Pinta cuadros al óleo, toca tangos a pedido en el piano, escribe poemas. Trasnochadora, usa las horas en las que por lo general el resto de la gente duerme para leer. En eso consiste la vida de Lucrecia Cambas. Se podría decir que la rutina no tiene nada de extraordinaria si no fuera porque la vecina de Gonnet acaba de cumplir 103 años, edad que no representa por su aspecto físico ni tampoco por su actitud, encendida, movediza y de humor chispeante.
Nacida el 7 de agosto de 1914 en San Juan capital, radicada en La Plata cuando era una nena, mudada a Estados Unidos al promediar los 50 años y vuelta a esta ciudad para celebrar los 101 y quedarse para siempre, la vitalidad que muestra Lucrecia pasado ya el hito de la centuria no es otra cosa que la prolongación de una vida muy activa, con cierta audacia, y experiencias polifacéticas.
Un antecedente que habla de su particular energía se remonta, por caso, a unos años atrás, cuando pisaba los 90 y en Monterrey -Estados Unidos-, donde residía desde 1964, iba cinco veces a la semana al gimnasio y bailaba milonga mientras terminaba de publicar su libro “Espirales poéticas”.
Buscadora permanente de desafíos y muy decidida a la hora de definir un proyecto, se fue a vivir a la ciudad californiana cuando su hijo era todavía un niño.

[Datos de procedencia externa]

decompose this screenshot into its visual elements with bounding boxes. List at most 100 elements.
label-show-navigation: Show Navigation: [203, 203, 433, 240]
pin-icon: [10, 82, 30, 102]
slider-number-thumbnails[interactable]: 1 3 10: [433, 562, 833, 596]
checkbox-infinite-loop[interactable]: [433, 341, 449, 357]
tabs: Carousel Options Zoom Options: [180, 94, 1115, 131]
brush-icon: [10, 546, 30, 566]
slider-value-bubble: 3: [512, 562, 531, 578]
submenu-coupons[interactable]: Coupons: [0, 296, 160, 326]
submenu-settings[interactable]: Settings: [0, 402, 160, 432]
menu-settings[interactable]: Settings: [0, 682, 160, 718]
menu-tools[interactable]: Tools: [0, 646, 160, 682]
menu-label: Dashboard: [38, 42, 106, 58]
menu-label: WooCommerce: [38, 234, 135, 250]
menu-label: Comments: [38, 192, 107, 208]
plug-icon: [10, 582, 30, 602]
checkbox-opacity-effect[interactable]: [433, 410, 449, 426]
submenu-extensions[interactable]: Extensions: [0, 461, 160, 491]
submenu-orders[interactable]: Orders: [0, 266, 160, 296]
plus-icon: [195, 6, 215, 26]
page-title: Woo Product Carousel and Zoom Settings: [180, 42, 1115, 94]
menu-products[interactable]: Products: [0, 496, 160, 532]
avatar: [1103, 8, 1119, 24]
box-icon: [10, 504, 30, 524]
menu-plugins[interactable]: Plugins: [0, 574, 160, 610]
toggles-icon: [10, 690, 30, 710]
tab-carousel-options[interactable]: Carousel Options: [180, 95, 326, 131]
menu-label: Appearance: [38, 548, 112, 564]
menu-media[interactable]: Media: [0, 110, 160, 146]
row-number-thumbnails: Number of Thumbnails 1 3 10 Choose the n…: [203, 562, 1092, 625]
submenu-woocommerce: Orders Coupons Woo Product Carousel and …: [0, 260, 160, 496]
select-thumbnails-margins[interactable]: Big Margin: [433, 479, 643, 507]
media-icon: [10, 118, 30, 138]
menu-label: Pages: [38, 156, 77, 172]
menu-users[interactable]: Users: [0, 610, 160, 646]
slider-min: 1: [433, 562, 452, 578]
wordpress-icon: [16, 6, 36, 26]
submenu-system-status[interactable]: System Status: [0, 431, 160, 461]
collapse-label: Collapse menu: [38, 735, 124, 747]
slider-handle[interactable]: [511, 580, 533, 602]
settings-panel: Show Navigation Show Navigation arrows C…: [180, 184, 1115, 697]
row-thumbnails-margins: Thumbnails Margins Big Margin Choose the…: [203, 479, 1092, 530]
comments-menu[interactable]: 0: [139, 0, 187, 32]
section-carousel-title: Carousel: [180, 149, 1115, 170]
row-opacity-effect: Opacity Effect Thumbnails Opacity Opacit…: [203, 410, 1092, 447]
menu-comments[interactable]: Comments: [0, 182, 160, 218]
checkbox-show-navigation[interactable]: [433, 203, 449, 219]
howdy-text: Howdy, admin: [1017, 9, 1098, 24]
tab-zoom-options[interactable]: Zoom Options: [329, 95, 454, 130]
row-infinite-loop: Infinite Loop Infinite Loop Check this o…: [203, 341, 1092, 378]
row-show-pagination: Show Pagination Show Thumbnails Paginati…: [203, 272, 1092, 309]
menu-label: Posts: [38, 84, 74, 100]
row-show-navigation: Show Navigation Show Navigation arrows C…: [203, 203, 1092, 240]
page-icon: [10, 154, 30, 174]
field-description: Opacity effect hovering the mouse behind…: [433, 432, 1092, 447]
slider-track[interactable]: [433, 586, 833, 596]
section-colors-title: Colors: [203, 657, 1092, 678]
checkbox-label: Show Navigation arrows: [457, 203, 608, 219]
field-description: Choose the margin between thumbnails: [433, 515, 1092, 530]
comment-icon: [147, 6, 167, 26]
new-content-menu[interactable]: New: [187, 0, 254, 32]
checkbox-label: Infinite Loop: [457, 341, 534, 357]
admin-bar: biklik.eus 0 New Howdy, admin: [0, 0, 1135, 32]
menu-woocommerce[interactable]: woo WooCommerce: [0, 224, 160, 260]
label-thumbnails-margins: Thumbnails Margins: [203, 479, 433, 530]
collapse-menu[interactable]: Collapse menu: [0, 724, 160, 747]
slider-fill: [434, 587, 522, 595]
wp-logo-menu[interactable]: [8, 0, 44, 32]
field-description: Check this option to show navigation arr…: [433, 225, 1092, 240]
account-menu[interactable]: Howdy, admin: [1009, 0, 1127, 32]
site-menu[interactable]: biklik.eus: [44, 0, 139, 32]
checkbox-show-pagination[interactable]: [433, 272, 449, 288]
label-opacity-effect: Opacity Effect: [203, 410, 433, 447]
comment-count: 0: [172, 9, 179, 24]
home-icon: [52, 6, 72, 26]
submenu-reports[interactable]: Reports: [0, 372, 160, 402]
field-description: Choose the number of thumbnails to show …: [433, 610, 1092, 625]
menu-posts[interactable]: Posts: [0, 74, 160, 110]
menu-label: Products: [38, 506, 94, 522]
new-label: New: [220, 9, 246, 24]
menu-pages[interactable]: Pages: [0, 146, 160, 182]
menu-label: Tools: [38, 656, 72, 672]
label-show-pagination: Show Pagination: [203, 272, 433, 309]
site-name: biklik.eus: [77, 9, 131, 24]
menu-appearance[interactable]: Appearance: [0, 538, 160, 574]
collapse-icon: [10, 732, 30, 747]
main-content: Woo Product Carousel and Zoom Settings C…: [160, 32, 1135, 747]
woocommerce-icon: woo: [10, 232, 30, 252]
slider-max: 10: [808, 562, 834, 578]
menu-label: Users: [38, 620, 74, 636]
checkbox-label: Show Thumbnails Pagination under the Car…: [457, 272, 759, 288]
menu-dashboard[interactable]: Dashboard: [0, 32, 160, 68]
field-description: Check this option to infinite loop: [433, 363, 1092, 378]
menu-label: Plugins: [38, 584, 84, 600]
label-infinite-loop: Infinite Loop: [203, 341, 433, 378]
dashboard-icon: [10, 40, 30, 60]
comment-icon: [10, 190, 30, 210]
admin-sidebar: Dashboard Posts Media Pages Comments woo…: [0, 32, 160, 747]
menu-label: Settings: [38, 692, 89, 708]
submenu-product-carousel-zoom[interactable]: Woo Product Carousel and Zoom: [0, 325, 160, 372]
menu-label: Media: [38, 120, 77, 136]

Por razones familiares tuvo que dejar el trabajo que tenía en la capital federal y se largó nomás a la aventura cuando un amigo que ya vivía en Estados Unidos le propuso que fuera para allá a probar suerte.
Lucrecia había estudiado de todo: arte, literatura, francés y griego, pero no sabía una palabra de inglés; igual se animó. Y tan mal no le fue. Vivió de trabajos esporádicos mientras hacía cursos, como un master de arte en la Universidad de San José (California), hasta que apareció su oportunidad en un Instituto de Estudios Internacionales de Monterrey, en donde se necesitaba una profesora de español. Ahí dictó clases hasta jubilarse. Fundó y dirigió, además el teatro en español “La Farsa”.
De Gardel a Shirley Temple
Inquieta, curiosa, y con una sed intelectual que nunca logró apagar, durante su experiencia porteña conoció a Carlos Gardel. Fue en una fiesta donde el “Zorzal” se presentó con dos guitarristas. También compartió una reunión literaria con Alfosina Storni, quien le pareció “cautivante”. Y poco más acá en el tiempo, ya en su estadía norteamericana, en cursos de verano que dictaba en español tuvo de alumna a Shirley Temple, muy lejos por entonces de ser la niña que había conquistado Hollywood.
Hoy, en su casa de Gonnet, siempre acompañada por alguna de sus colaboradoras, y visitada, casi todos los días, por sus sobrinos Lucrecia, Raúl, Mario y Elmy, conversa sin parar, da pinceladas a su última pintura, y derrocha máximas. “Es muy difícil que me aburra. Para mí, la gente se aburre o porque recibió un sablazo o porque espera algo que no va a llegar”, dice y ahí nomás se ofrece a tocar un tango en el piano.